Vanderbilt University professor Carol Swain offered a blistering rebuke of the Black Lives Matter movement this weekend, calling it a “very destructive force” in America that “needs to go.”
CNN anchor Michael Smerconish asked, “Is this the end of the Black Lives Matter movement?” “I certainly hope so,” Carol Swain, who is black, responded.
“Because I believe that it’s been a very destructive force in America, and I urge all of your viewers to go to that website and look at what they’re really about,” the law professor said.
“It’s a Marxist organization all about black liberation. It’s not really addressing the real problems affecting African-Americans and so it’s problematic, it’s misleading black people, it needs to go.”
Swain’s comments came just days after Houston New Black Panther Party member Micah X. Johnson ambushed and opened fire on Texas law enforcement officers, murdering five and wounding seven others at a Black Lives Matter protest, which was in response to recent police-involved deaths of black men.

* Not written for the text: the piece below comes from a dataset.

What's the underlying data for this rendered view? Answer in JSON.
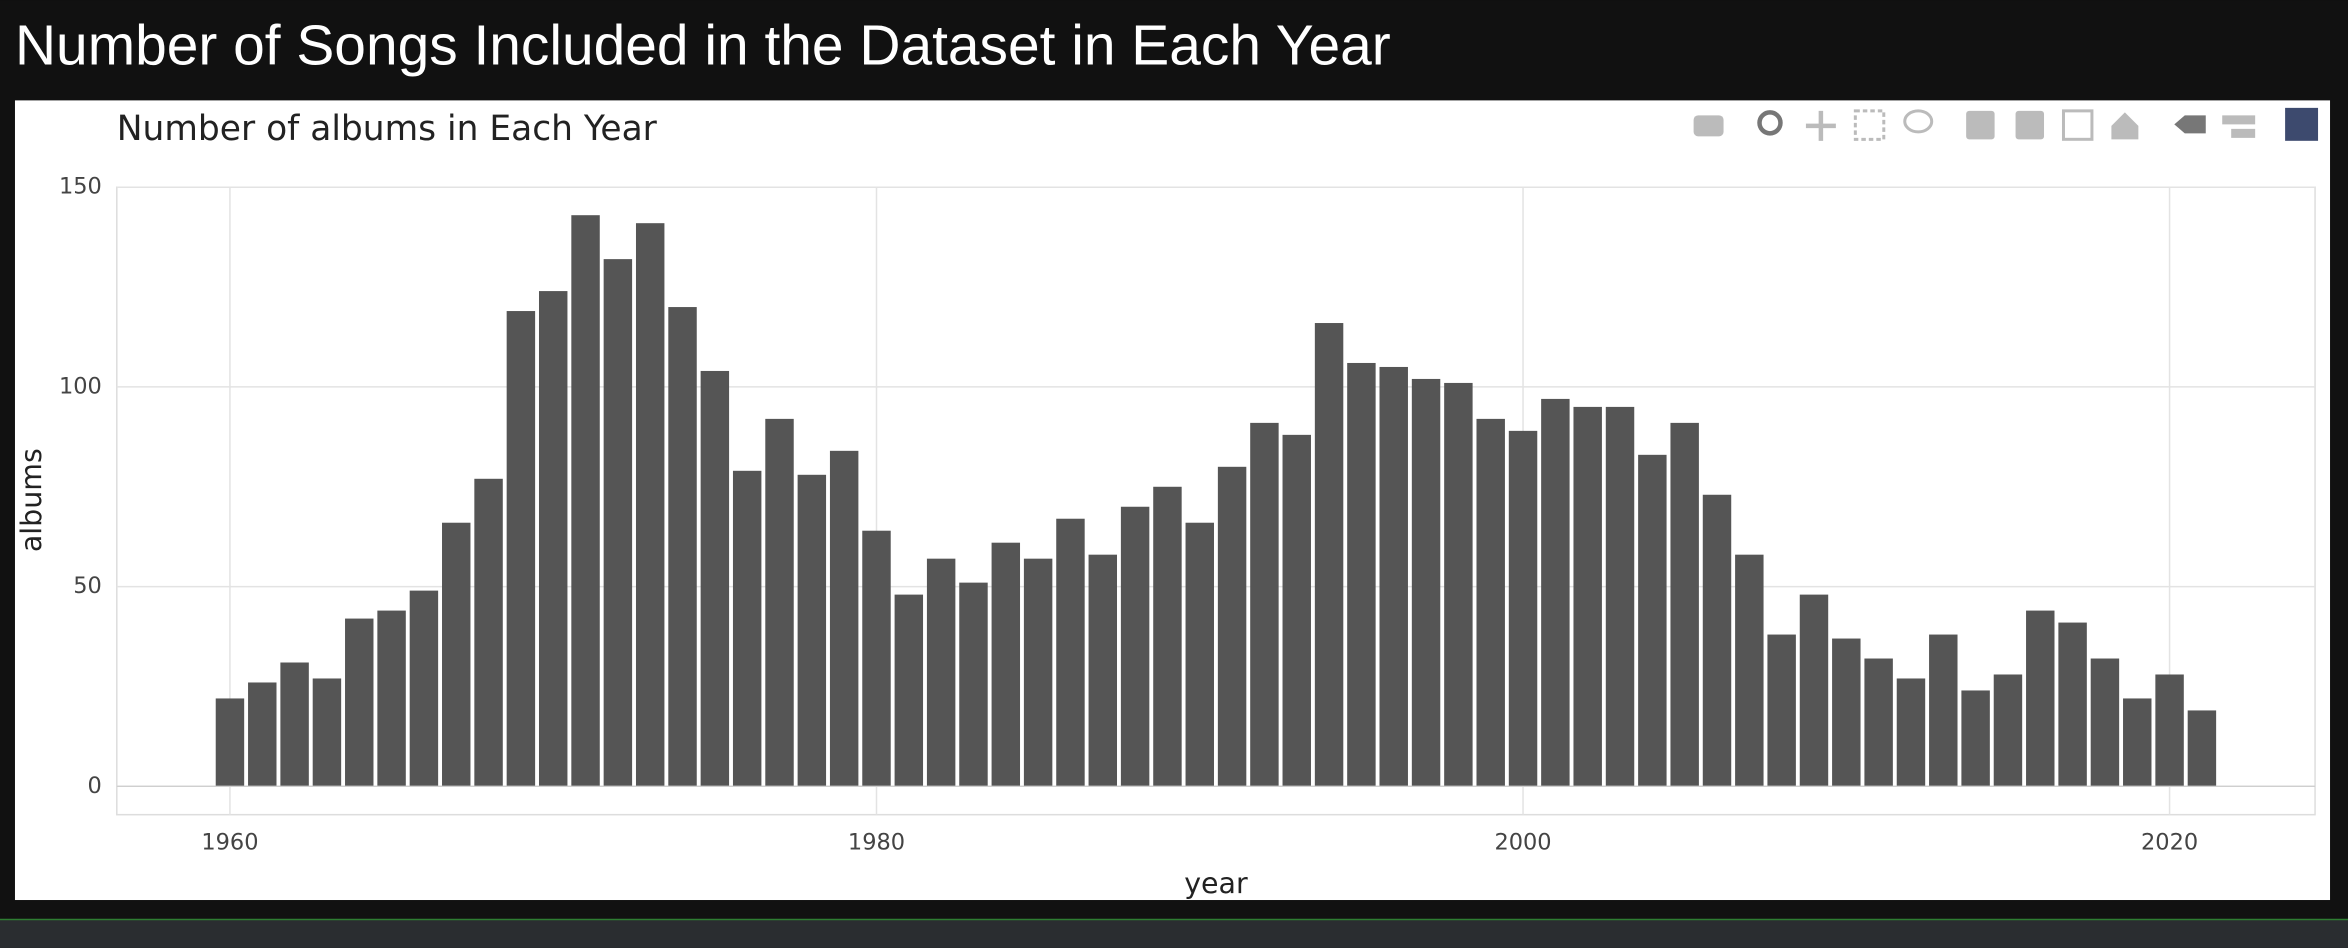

Responding to Swain’s searing criticism of Black Lives Matter, Vanderbilt Provost Susan Wente said Swain’s comments “in no way represent those of the university.”
“Vanderbilt University is committed to diversity, inclusion and freedom from discrimination,” Wente wrote in a statement posted online late Sunday. “Ensuring that our campus is a safe, welcoming and supportive environment for every member of the Vanderbilt community has been, and will always be, our top priority. Vanderbilt joins the nation in mourning Alton Sterling, Philando Castile and the five officers killed in Dallas Thursday.”
Swain’s comments on CNN sparked outraged.
Sherrilyn Ifill, president of the NAACP Legal Defense and Educational Fund, accused the professor of “justifying” the killing of Alton Sterling and Philando Castile, the two men killed in separate police-involved shootings last week.
“I cannot (can) believe that Prof Carol Swain is on @CNN justifying the killing of both Sterling & Castile & for an “end” to BlackLivesMatter,” Ifill wrote on Twitter.
Swain, who’s taught at Vanderbilt since 1999, took to Facebook and defended her statements.
“I spent a lot of time praying for wisdom and discernment before today’s @CNN interview. I understand the Black community is in a grave situation and they are being exploited and manipulated by the liberal left. Truth and a return to God will help liberate blacks,” she wrote.
“Right now too many people are putting their trust in government rather than the life giving Word of God.”